Теперь же, трезво взглянув на сложившееся положение вещей — попытка жены покончить с собой; шпионы, которые следовали за ним по пятам, монахи, которые явно не случайно попадались ему навстречу, восторг одних, страх и смятение других, сопровождавших повсюду его появление, и вследствие всего этого невозможность начать спокойную, трудовую жизнь, к которой он стремился, — Толстой понял, что у него осталось лишь два выхода — смиренно вернуться в Ясную, что было совершенно невозможно, или умереть. И не искусственно прервать свою жизнь — это было противно его натуре, — а лишь ничего не предпринимать, отдаться во власть обстоятельств, что неизбежно должно было привести его к смерти.
И когда приехавшая из Ясной в Шамардино дочь (она и привезла известие о том, что Софья Андреевна пыталась покончить с собой) заторопила его с отъездом, уверяя, что здесь его могут настигнуть, он подчинился и, несмотря на плохую погоду, выехал лошадьми в Козельск и там сел на поезд. Это было уже 31 октября. В пути энергия и страсти вновь вспыхивают в нем — он ведет споры со случайными спутниками, поучает, осуждает Столыпина за разрушение общины и насаждение хуторского хозяйства, даже выступает в вагоне с речью и вдруг, уже чувствуя недомогание, все-таки выходит на площадку, на открытый сквозняк, в одной черной рубахе-толстовке.
О человеке, который в восемьдесят лет ездил на велосипеде, в восемьдесят два без посторонней помощи садился верхом на лошадь и брал с места в галоп, можно точно сказать, что он берег себя, ибо чувствовал высокую ответственность, возложенную на него его гением. Теперь ему стало безразличным состояние его здоровья.

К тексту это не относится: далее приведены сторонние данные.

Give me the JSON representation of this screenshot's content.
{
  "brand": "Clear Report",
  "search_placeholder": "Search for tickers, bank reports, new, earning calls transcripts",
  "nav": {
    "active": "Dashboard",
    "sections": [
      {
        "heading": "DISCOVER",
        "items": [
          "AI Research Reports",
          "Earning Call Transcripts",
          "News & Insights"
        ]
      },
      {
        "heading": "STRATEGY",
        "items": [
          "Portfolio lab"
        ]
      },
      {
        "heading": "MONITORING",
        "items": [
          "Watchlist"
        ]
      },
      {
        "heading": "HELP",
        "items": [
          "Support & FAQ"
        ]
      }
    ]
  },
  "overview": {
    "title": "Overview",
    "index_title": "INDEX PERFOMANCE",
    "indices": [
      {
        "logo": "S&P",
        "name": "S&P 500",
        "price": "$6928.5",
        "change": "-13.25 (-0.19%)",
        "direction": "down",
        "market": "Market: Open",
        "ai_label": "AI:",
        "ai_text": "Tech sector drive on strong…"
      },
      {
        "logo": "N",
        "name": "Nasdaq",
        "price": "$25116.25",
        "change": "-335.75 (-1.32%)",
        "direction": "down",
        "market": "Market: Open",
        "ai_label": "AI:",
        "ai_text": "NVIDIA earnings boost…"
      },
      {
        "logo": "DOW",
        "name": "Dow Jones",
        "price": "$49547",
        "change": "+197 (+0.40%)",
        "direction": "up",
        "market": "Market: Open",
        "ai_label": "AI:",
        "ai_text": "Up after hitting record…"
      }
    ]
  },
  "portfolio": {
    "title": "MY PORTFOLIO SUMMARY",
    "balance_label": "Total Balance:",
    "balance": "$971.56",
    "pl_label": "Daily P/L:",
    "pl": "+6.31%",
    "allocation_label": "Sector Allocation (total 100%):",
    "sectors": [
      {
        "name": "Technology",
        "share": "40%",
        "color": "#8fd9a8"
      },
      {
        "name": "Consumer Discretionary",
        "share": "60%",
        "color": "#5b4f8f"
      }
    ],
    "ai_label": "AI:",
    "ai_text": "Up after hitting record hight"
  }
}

Как могучий пловец, который долго-долго плыл против течения и вдруг увидел, что цель, к которой он плыл, исчезла, прекращает сильные взмахи руками и дает воде свободно нести его назад, к бурным порогам, так и он, совершив последний подвиг, — уйдя из Ясной Поляны и поняв, что уход его не может дать то, к чему он стремился, — отдался во власть течению жизни.
В развернувшейся затем схватке на небольшой станции Рязано-Уральской железной дороги Астапово он уже не участвовал. Но он заранее подготовил все для того, чтобы эта борьба — между честными и бесчестными, безверием и верой, патриотами своей Родины и холодными, безразличными бюрократами, правительством и народом — разгорелась и чтоб, несмотря на видимый перевес врагов, победил он, Толстой. «Смертию смерть поправ».
7
…Тишина. Луна только взошла. Кругом был таинственный мир Толстого. Войдя в усадьбу со стороны деревни Грумант (там, где Толстой тайно от семьи встречался с Чертковым и где за три месяца до смерти написал окончательный текст завещания), мы вышли на Калиновый луг, что описан в «Анне Карениной».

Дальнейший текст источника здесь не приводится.